The artist Richard Wilson has made his reputation and his fortune from his discovery that oil is a good reflective surface. His artwork 20:50 where a room seems to be half-filled with oil, reflecting the walls, windows and ceiling of the room is a favourite of Charles Saatchi’s- it has appeared in all of Saatchi’s galleries over the years- and is now installed in the space in the basement of the Saatchi Gallery in Duke of York’s Square which until recently was occupied by the highly entertaining installation of waxwork figures of ancient crones in motorised wheel-chairs who played a never ending game of dodgems.
Children loved the wheel-chair dodgems and they seem to love 20:50 as well; I viewed it last week during half term when the gallery was full o school kids and they seemed to be
fascinated by it. I wondered why the surface of the oil wasn’t littered with sweet wrappings- at that age i don’t think I’d have resisited the tempation to see what would happen if I
threww something onto the oil.
Tonight I’m at the Saatchi Gallery to hear Richard Wilson talk about his art. His aim, he tells us, is to challenge our preconceptions of architecture. He spoke with great intelligence and lucidity and convinced even a huge sceptic like me to seek out his work wherever I can find it.
This video clip shows the artist talking about 20:50 with a brief glimpse at the artwork itself.
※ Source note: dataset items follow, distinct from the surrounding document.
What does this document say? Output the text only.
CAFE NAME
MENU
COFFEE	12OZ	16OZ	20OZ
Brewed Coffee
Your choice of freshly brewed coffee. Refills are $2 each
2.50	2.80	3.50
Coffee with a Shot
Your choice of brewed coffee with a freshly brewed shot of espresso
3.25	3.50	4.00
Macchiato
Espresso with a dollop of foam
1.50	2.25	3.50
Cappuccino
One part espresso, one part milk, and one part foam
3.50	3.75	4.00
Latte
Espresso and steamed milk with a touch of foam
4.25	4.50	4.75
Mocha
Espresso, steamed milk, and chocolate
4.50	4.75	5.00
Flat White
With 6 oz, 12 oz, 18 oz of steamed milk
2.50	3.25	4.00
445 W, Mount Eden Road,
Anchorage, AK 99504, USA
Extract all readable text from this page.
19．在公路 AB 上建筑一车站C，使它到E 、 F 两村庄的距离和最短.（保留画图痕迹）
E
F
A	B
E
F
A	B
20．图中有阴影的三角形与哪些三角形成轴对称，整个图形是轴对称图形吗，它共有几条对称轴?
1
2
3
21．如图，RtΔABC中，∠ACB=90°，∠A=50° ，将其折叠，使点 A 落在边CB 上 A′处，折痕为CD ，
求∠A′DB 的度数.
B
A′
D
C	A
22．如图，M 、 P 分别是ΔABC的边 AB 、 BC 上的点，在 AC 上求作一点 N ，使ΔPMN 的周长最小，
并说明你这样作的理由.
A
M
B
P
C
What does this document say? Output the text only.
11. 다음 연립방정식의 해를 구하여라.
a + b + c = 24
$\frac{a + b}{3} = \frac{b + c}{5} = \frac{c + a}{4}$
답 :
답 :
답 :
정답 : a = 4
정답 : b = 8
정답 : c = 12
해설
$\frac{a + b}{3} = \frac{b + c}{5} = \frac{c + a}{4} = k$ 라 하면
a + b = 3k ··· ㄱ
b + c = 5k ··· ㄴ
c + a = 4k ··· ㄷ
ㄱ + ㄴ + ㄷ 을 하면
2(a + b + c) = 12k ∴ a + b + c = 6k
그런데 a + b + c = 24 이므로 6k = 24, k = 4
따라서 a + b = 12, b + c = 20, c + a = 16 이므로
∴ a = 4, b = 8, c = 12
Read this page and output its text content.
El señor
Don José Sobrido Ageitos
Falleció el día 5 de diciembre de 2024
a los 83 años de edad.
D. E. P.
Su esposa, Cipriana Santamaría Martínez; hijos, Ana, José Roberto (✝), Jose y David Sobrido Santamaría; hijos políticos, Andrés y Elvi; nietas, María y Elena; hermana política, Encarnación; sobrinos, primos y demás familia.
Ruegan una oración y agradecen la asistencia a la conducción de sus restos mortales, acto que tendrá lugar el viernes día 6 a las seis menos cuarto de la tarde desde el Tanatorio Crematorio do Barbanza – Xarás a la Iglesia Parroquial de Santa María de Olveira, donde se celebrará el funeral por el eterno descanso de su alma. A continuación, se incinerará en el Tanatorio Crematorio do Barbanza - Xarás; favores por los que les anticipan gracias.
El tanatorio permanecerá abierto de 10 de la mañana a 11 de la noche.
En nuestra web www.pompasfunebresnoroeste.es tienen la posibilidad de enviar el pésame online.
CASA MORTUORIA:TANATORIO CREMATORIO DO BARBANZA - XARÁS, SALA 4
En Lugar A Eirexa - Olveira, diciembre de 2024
After the talk I asked him about the conundrum of the sweet papers. He told me that the oil absorbs dust and most pieces of debris and that one bonus for him is that when an installation is dismantled, the bed will be full of coins! By the way- although Richard Wilson didn’t admit this on the night, the oil is in fact only two or three inches deep. My guess is that it is contained in a huge plastic tray supported by beams.